Ultimately, it ends up being done by a kernel thread instead; it doesn't
really go away. But that should at least give us a performance win which
would compare with a decent threading model, while allowing OpenConnect
to remain naïvely single-threaded and lock-free.
We have to carefully pick a configuration for vhost-net which actually
works, since it's fairly hosed for IFF_TUN support:
https://lore.kernel.org/netdev/2433592d2b26deec33336dd3e83acfd273b0cf30.camel@infradead.org/T/
But by limiting the sndbuf (which disables XDP, sadly) and by requesting
a virtio header that we don't actually want, we *can* make it work even
with today's production kernels.
Thanks to Eugenio Pérez Martín >eperezma@redhat.com> for his blog at
https://www.redhat.com/en/blog/virtqueues-and-virtio-ring-how-data-travels
and for lots more help and guidance as I floundered around trying to make
this work.
Although this gives a 10% improvement on the bandwidth we can manage in
my testing (up to 2.75Gb/s with other tricks, on a c5.8xlarge Skylake VM)
it also introduces a small amount of extra latency, so disable it by
default unless the user has bumped the queue length to 16 or more, which
presumably means they choose bandwidth over latency.
Signed-off-by: David Woodhouse <dwmw2@infradead.org>
David Woodhouse [Thu, 1 Jul 2021 16:03:13 +0000 (17:03 +0100)]
Clear epoll_fd after forking to background self
Otherwise we remove the events from the epoll_fd before we exit in
the parent process.
This would be a bit awful if it were something we require all users of
libopenconnect to know about, but it isn't. We make everything O_CLOEXEC
and we don't expect users to be calling openconnect_vpninfo_free() from
another process after forking, like the background code does. We only
do it there so that we can check for memory leaks (I think).
Signed-off-by: David Woodhouse <dwmw2@infradead.org>
David Woodhouse [Thu, 1 Jul 2021 15:30:27 +0000 (16:30 +0100)]
Fix epoll support for connection pause/restart
We need to actually remove the file descriptors from the epoll set.
Otherwise we get -EEXIST when adding them again (in the case of the
cmd_fd as we re-enter the main loop).
Signed-off-by: David Woodhouse <dwmw2@infradead.org>
Dimitri Papadopoulos [Tue, 29 Jun 2021 09:50:16 +0000 (11:50 +0200)]
Reorganize #include
- Reorder header files as suggested here:
https://stackoverflow.com/questions/2762568/c-c-include-header-file-order
https://softwareengineering.stackexchange.com/questions/325549/c-header-file-order
- Remove duplicates
- Remove unused headers files
- Change "config.h" to <config.h>
- Include <winsock2.h> before openconnect.h, which is not entirely self-contained.
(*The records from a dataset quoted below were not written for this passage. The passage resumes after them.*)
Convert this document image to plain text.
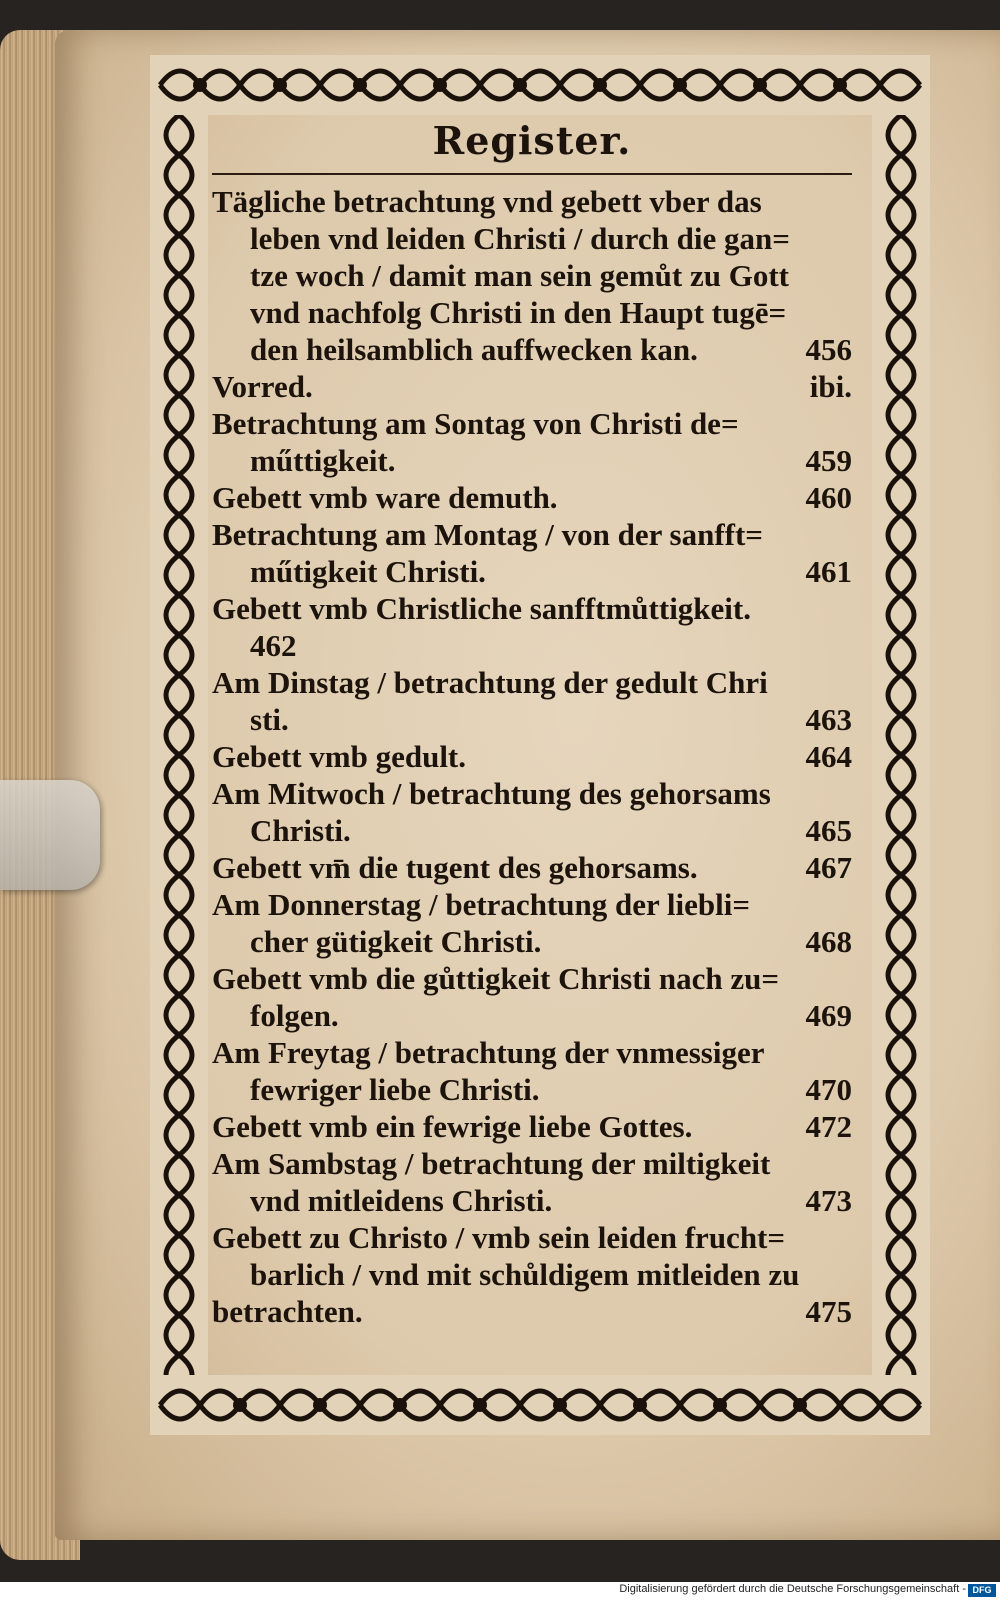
Register.
Tägliche betrachtung vnd gebett vber das
leben vnd leiden Christi / durch die gan=
tze woch / damit man sein gemůt zu Gott
vnd nachfolg Christi in den Haupt tugē=
den heilsamblich auffwecken kan.	456
Vorred.	ibi.
Betrachtung am Sontag von Christi de=
műttigkeit.	459
Gebett vmb ware demuth.	460
Betrachtung am Montag / von der sanfft=
műtigkeit Christi.	461
Gebett vmb Christliche sanfftmůttigkeit.
462
Am Dinstag / betrachtung der gedult Chri
sti.	463
Gebett vmb gedult.	464
Am Mitwoch / betrachtung des gehorsams
Christi.	465
Gebett vm̄ die tugent des gehorsams.	467
Am Donnerstag / betrachtung der liebli=
cher gütigkeit Christi.	468
Gebett vmb die gůttigkeit Christi nach zu=
folgen.	469
Am Freytag / betrachtung der vnmessiger
fewriger liebe Christi.	470
Gebett vmb ein fewrige liebe Gottes.	472
Am Sambstag / betrachtung der miltigkeit
vnd mitleidens Christi.	473
Gebett zu Christo / vmb sein leiden frucht=
barlich / vnd mit schůldigem mitleiden zu
betrachten.	475
Digitalisierung gefördert durch die Deutsche Forschungsgemeinschaft - DFG
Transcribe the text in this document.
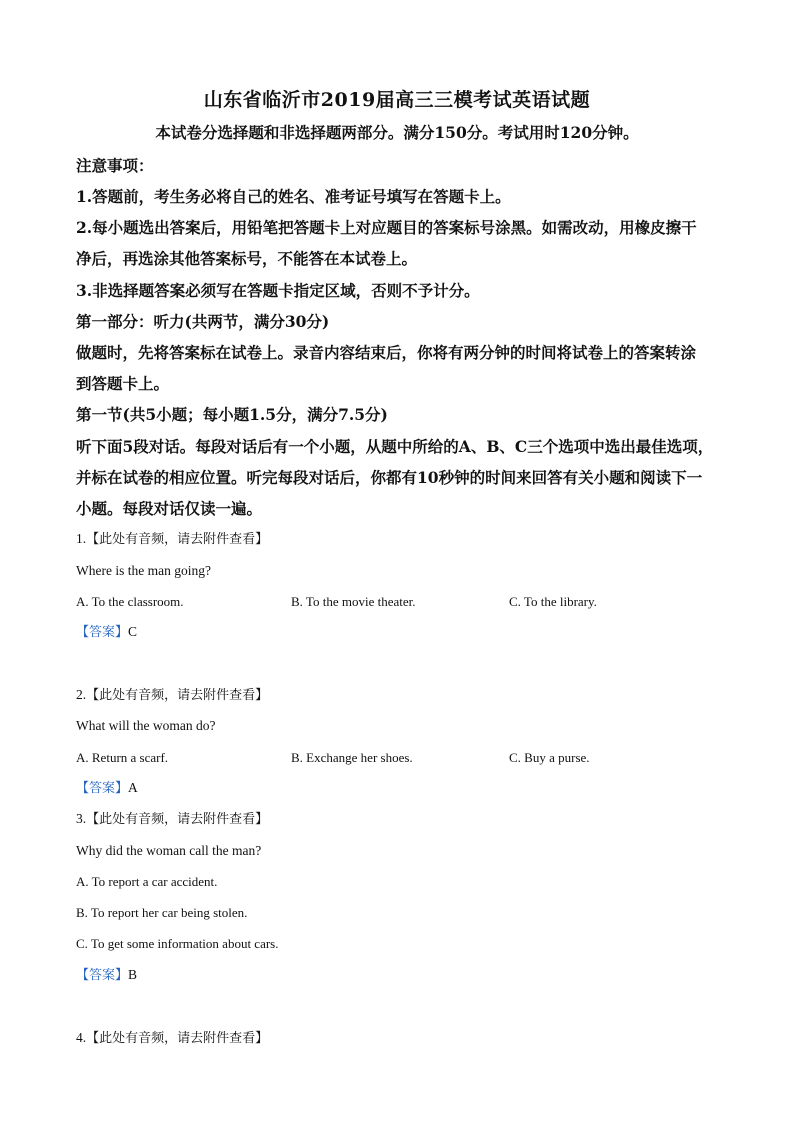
山东省临沂市2019届高三三模考试英语试题
本试卷分选择题和非选择题两部分。满分150分。考试用时120分钟。
注意事项：
1.答题前，考生务必将自己的姓名、准考证号填写在答题卡上。
2.每小题选出答案后，用铅笔把答题卡上对应题目的答案标号涂黑。如需改动，用橡皮擦干
净后，再选涂其他答案标号，不能答在本试卷上。
3.非选择题答案必须写在答题卡指定区域，否则不予计分。
第一部分：听力(共两节，满分30分)
做题时，先将答案标在试卷上。录音内容结束后，你将有两分钟的时间将试卷上的答案转涂
到答题卡上。
第一节(共5小题；每小题1.5分，满分7.5分)
听下面5段对话。每段对话后有一个小题，从题中所给的A、B、C三个选项中选出最佳选项，
并标在试卷的相应位置。听完每段对话后，你都有10秒钟的时间来回答有关小题和阅读下一
小题。每段对话仅读一遍。
1.【此处有音频，请去附件查看】
Where is the man going?
A. To the classroom.	B. To the movie theater.	C. To the library.
【答案】C
2.【此处有音频，请去附件查看】
What will the woman do?
A. Return a scarf.	B. Exchange her shoes.	C. Buy a purse.
【答案】A
3.【此处有音频，请去附件查看】
Why did the woman call the man?
A. To report a car accident.
B. To report her car being stolen.
C. To get some information about cars.
【答案】B
4.【此处有音频，请去附件查看】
Daniel Lenski [Fri, 25 Jun 2021 16:42:27 +0000 (09:42 -0700)]
With --user, enter username in all forms, not just the first
Until now, the -u/--user=USERNAME option has caused the OpenConnect CLI to
automatically fill the username only in the *first* form where there is a
match field. This patch causes it to fill the username repeatedly
(including when a form is repeated due to an authentication failure).
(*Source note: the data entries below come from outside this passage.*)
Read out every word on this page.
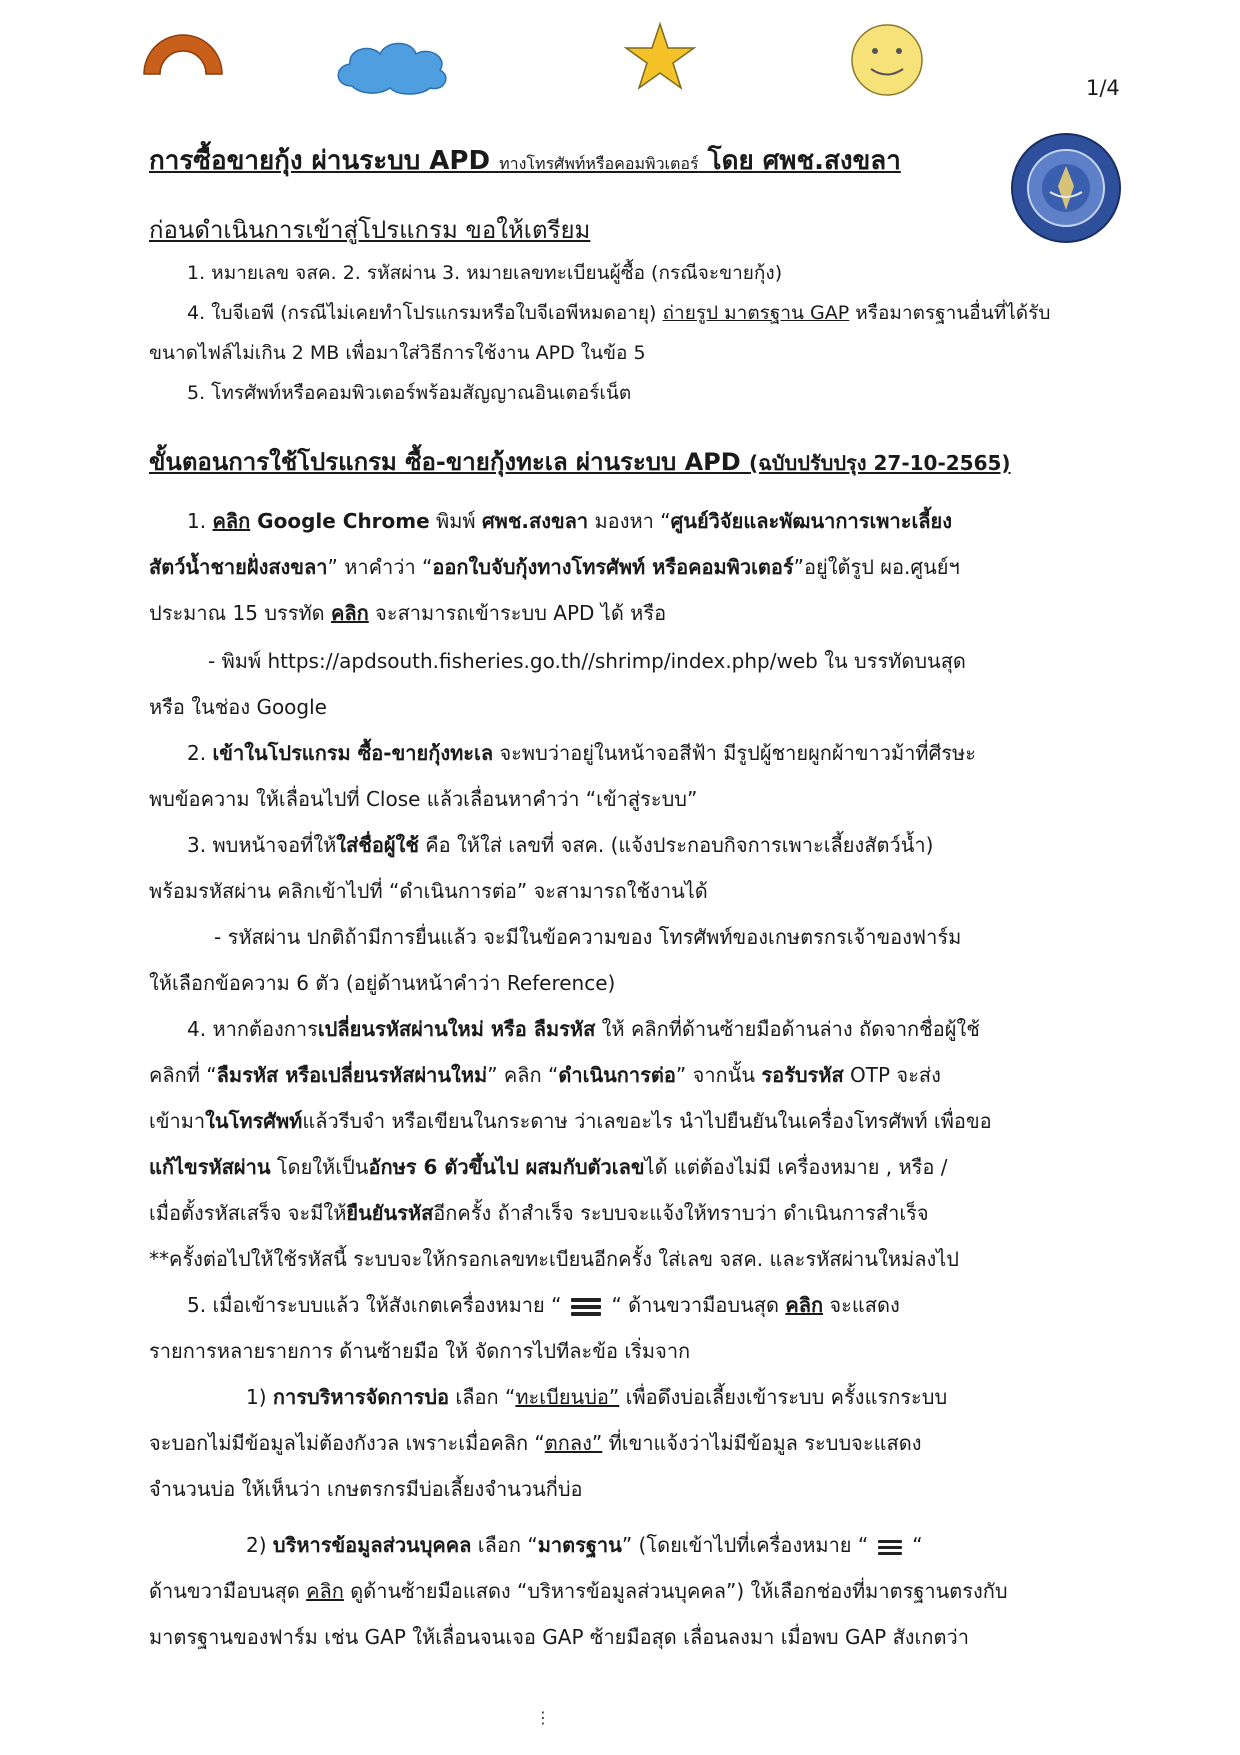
1/4
การซื้อขายกุ้ง ผ่านระบบ APD ทางโทรศัพท์หรือคอมพิวเตอร์ โดย ศพช.สงขลา
ก่อนดำเนินการเข้าสู่โปรแกรม ขอให้เตรียม
1. หมายเลข จสค. 2. รหัสผ่าน 3. หมายเลขทะเบียนผู้ซื้อ (กรณีจะขายกุ้ง)
4. ใบจีเอพี (กรณีไม่เคยทำโปรแกรมหรือใบจีเอพีหมดอายุ) ถ่ายรูป มาตรฐาน GAP หรือมาตรฐานอื่นที่ได้รับ
ขนาดไฟล์ไม่เกิน 2 MB เพื่อมาใส่วิธีการใช้งาน APD ในข้อ 5
5. โทรศัพท์หรือคอมพิวเตอร์พร้อมสัญญาณอินเตอร์เน็ต
ขั้นตอนการใช้โปรแกรม ซื้อ-ขายกุ้งทะเล ผ่านระบบ APD (ฉบับปรับปรุง 27-10-2565)
1. คลิก Google Chrome พิมพ์ ศพช.สงขลา มองหา “ศูนย์วิจัยและพัฒนาการเพาะเลี้ยง
สัตว์น้ำชายฝั่งสงขลา” หาคำว่า “ออกใบจับกุ้งทางโทรศัพท์ หรือคอมพิวเตอร์”อยู่ใต้รูป ผอ.ศูนย์ฯ
ประมาณ 15 บรรทัด คลิก จะสามารถเข้าระบบ APD ได้ หรือ
- พิมพ์ https://apdsouth.fisheries.go.th//shrimp/index.php/web ใน บรรทัดบนสุด
หรือ ในช่อง Google
2. เข้าในโปรแกรม ซื้อ-ขายกุ้งทะเล จะพบว่าอยู่ในหน้าจอสีฟ้า มีรูปผู้ชายผูกผ้าขาวม้าที่ศีรษะ
พบข้อความ ให้เลื่อนไปที่ Close แล้วเลื่อนหาคำว่า “เข้าสู่ระบบ”
3. พบหน้าจอที่ให้ใส่ชื่อผู้ใช้ คือ ให้ใส่ เลขที่ จสค. (แจ้งประกอบกิจการเพาะเลี้ยงสัตว์น้ำ)
พร้อมรหัสผ่าน คลิกเข้าไปที่ “ดำเนินการต่อ” จะสามารถใช้งานได้
- รหัสผ่าน ปกติถ้ามีการยื่นแล้ว จะมีในข้อความของ โทรศัพท์ของเกษตรกรเจ้าของฟาร์ม
ให้เลือกข้อความ 6 ตัว (อยู่ด้านหน้าคำว่า Reference)
4. หากต้องการเปลี่ยนรหัสผ่านใหม่ หรือ ลืมรหัส ให้ คลิกที่ด้านซ้ายมือด้านล่าง ถัดจากชื่อผู้ใช้
คลิกที่ “ลืมรหัส หรือเปลี่ยนรหัสผ่านใหม่” คลิก “ดำเนินการต่อ” จากนั้น รอรับรหัส OTP จะส่ง
เข้ามาในโทรศัพท์แล้วรีบจำ หรือเขียนในกระดาษ ว่าเลขอะไร นำไปยืนยันในเครื่องโทรศัพท์ เพื่อขอ
แก้ไขรหัสผ่าน โดยให้เป็นอักษร 6 ตัวขึ้นไป ผสมกับตัวเลขได้ แต่ต้องไม่มี เครื่องหมาย , หรือ /
เมื่อตั้งรหัสเสร็จ จะมีให้ยืนยันรหัสอีกครั้ง ถ้าสำเร็จ ระบบจะแจ้งให้ทราบว่า ดำเนินการสำเร็จ
**ครั้งต่อไปให้ใช้รหัสนี้ ระบบจะให้กรอกเลขทะเบียนอีกครั้ง ใส่เลข จสค. และรหัสผ่านใหม่ลงไป
5. เมื่อเข้าระบบแล้ว ให้สังเกตเครื่องหมาย “	“ ด้านขวามือบนสุด คลิก จะแสดง
รายการหลายรายการ ด้านซ้ายมือ ให้ จัดการไปทีละข้อ เริ่มจาก
1) การบริหารจัดการบ่อ เลือก “ทะเบียนบ่อ” เพื่อดึงบ่อเลี้ยงเข้าระบบ ครั้งแรกระบบ
จะบอกไม่มีข้อมูลไม่ต้องกังวล เพราะเมื่อคลิก “ตกลง” ที่เขาแจ้งว่าไม่มีข้อมูล ระบบจะแสดง
จำนวนบ่อ ให้เห็นว่า เกษตรกรมีบ่อเลี้ยงจำนวนกี่บ่อ
2) บริหารข้อมูลส่วนบุคคล เลือก “มาตรฐาน” (โดยเข้าไปที่เครื่องหมาย “ “
ด้านขวามือบนสุด คลิก ดูด้านซ้ายมือแสดง “บริหารข้อมูลส่วนบุคคล”) ให้เลือกช่องที่มาตรฐานตรงกับ
มาตรฐานของฟาร์ม เช่น GAP ให้เลื่อนจนเจอ GAP ซ้ายมือสุด เลื่อนลงมา เมื่อพบ GAP สังเกตว่า
⋮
As described by @DimitriPapadopoulos in #267:
> In many cases, I expect the authentication failure to be caused by an
> incorrect password, not an incorrect username
>
> Having to [re]enter the username, when it has already been specified from
> the command line or worse in a config file, is an annoyance. I suggest
> openconnect [re]prompts for the username only when it has been entered
> interactively from the start.
Daniel Lenski [Thu, 24 Jun 2021 06:19:12 +0000 (23:19 -0700)]
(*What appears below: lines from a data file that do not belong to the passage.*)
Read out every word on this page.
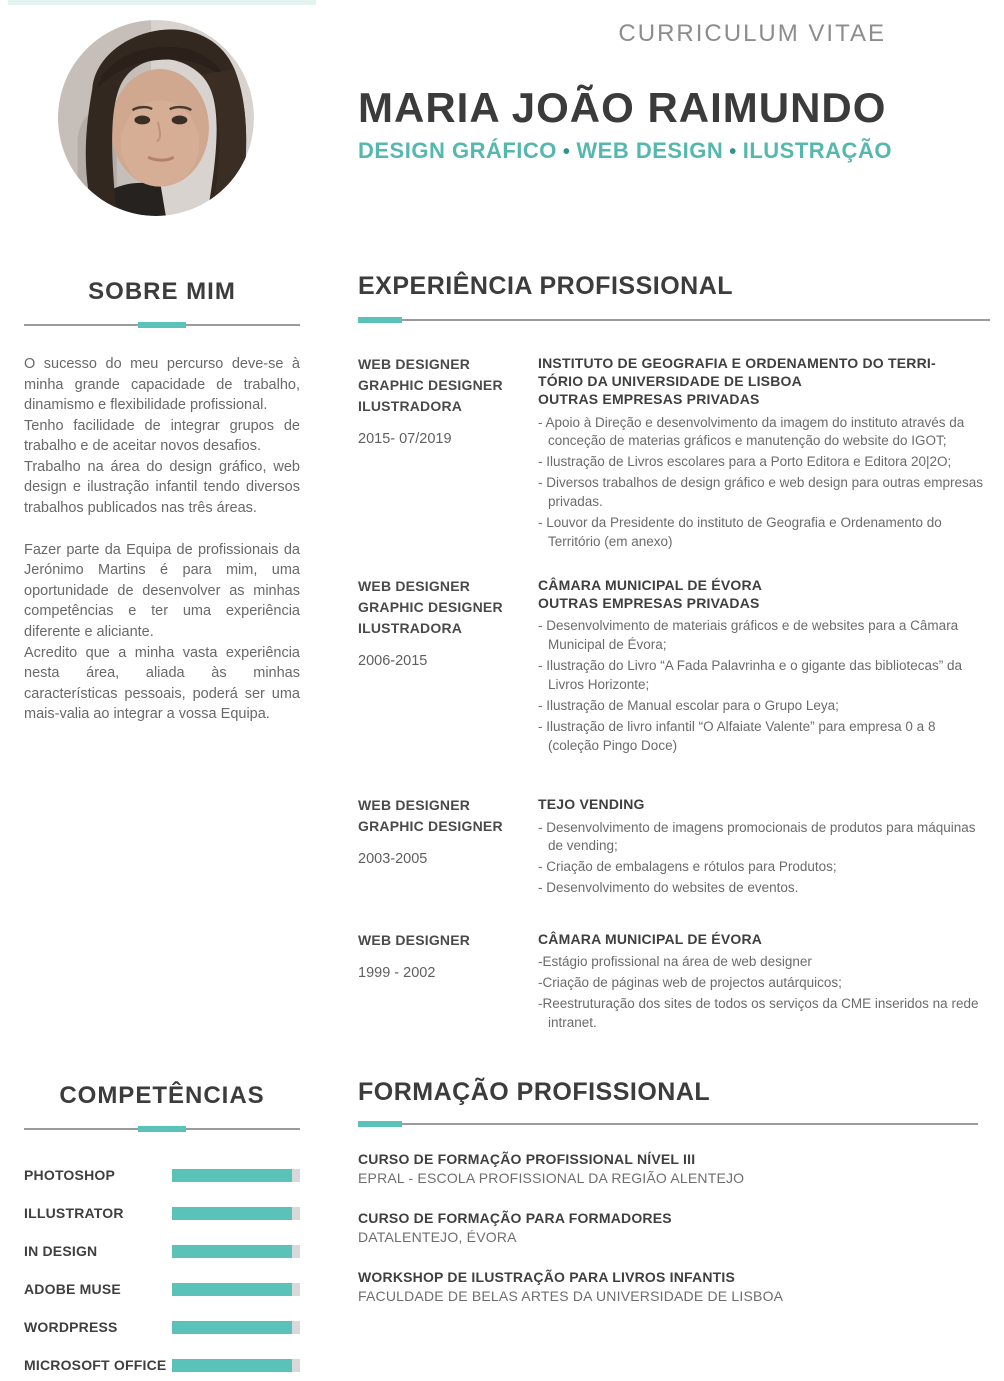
CURRICULUM VITAE
MARIA JOÃO RAIMUNDO
DESIGN GRÁFICO • WEB DESIGN • ILUSTRAÇÃO
SOBRE MIM

O sucesso do meu percurso deve-se à minha grande capacidade de trabalho, dinamismo e flexibilidade profissional.

Tenho facilidade de integrar grupos de trabalho e de aceitar novos desafios.

Trabalho na área do design gráfico, web design e ilustração infantil tendo diversos trabalhos publicados nas três áreas.

Fazer parte da Equipa de profissionais da Jerónimo Martins é para mim, uma oportunidade de desenvolver as minhas competências e ter uma experiência diferente e aliciante.

Acredito que a minha vasta experiência nesta área, aliada às minhas características pessoais, poderá ser uma mais-valia ao integrar a vossa Equipa.

EXPERIÊNCIA PROFISSIONAL
WEB DESIGNER
GRAPHIC DESIGNER
ILUSTRADORA
2015- 07/2019
INSTITUTO DE GEOGRAFIA E ORDENAMENTO DO TERRI-
TÓRIO DA UNIVERSIDADE DE LISBOA
OUTRAS EMPRESAS PRIVADAS
- Apoio à Direção e desenvolvimento da imagem do instituto através da conceção de materias gráficos e manutenção do website do IGOT;
- Ilustração de Livros escolares para a Porto Editora e Editora 20|2O;
- Diversos trabalhos de design gráfico e web design para outras empresas privadas.
- Louvor da Presidente do instituto de Geografia e Ordenamento do Território (em anexo)
WEB DESIGNER
GRAPHIC DESIGNER
ILUSTRADORA
2006-2015
CÂMARA MUNICIPAL DE ÉVORA
OUTRAS EMPRESAS PRIVADAS
- Desenvolvimento de materiais gráficos e de websites para a Câmara Municipal de Évora;
- Ilustração do Livro “A Fada Palavrinha e o gigante das bibliotecas” da Livros Horizonte;
- Ilustração de Manual escolar para o Grupo Leya;
- Ilustração de livro infantil “O Alfaiate Valente” para empresa 0 a 8 (coleção Pingo Doce)
WEB DESIGNER
GRAPHIC DESIGNER
2003-2005
TEJO VENDING
- Desenvolvimento de imagens promocionais de produtos para máquinas de vending;
- Criação de embalagens e rótulos para Produtos;
- Desenvolvimento do websites de eventos.
WEB DESIGNER
1999 - 2002
CÂMARA MUNICIPAL DE ÉVORA
-Estágio profissional na área de web designer
-Criação de páginas web de projectos autárquicos;
-Reestruturação dos sites de todos os serviços da CME inseridos na rede intranet.
COMPETÊNCIAS
PHOTOSHOP
ILLUSTRATOR
IN DESIGN
ADOBE MUSE
WORDPRESS
MICROSOFT OFFICE
FORMAÇÃO PROFISSIONAL
CURSO DE FORMAÇÃO PROFISSIONAL NÍVEL III
EPRAL - ESCOLA PROFISSIONAL DA REGIÃO ALENTEJO
CURSO DE FORMAÇÃO PARA FORMADORES
DATALENTEJO, ÉVORA
WORKSHOP DE ILUSTRAÇÃO PARA LIVROS INFANTIS
FACULDADE DE BELAS ARTES DA UNIVERSIDADE DE LISBOA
Update documentation for the --authenticate option
Mention the CONNECT_URL and RESOLVE options, and how to use them to invoke
the connection phase in the maximally-robust way (which should work for all
protocols, and all possible proxies).
David Woodhouse [Mon, 28 Jun 2021 13:44:51 +0000 (14:44 +0100)]
Reuse packets
I see malloc/free showing up at ~5% of perf traces, and it's entirely
pointless when we could be reusing packets.
This trick isn't *perfect* and there's potential for a pathological
case where all the packets on the free_queue are too small to be
reused but we never get rid of them anyway — but rounding up to 2KiB
should mean that never happens in practice, and the alignment we get
from that rounding probably doesn't hurt performance anyway.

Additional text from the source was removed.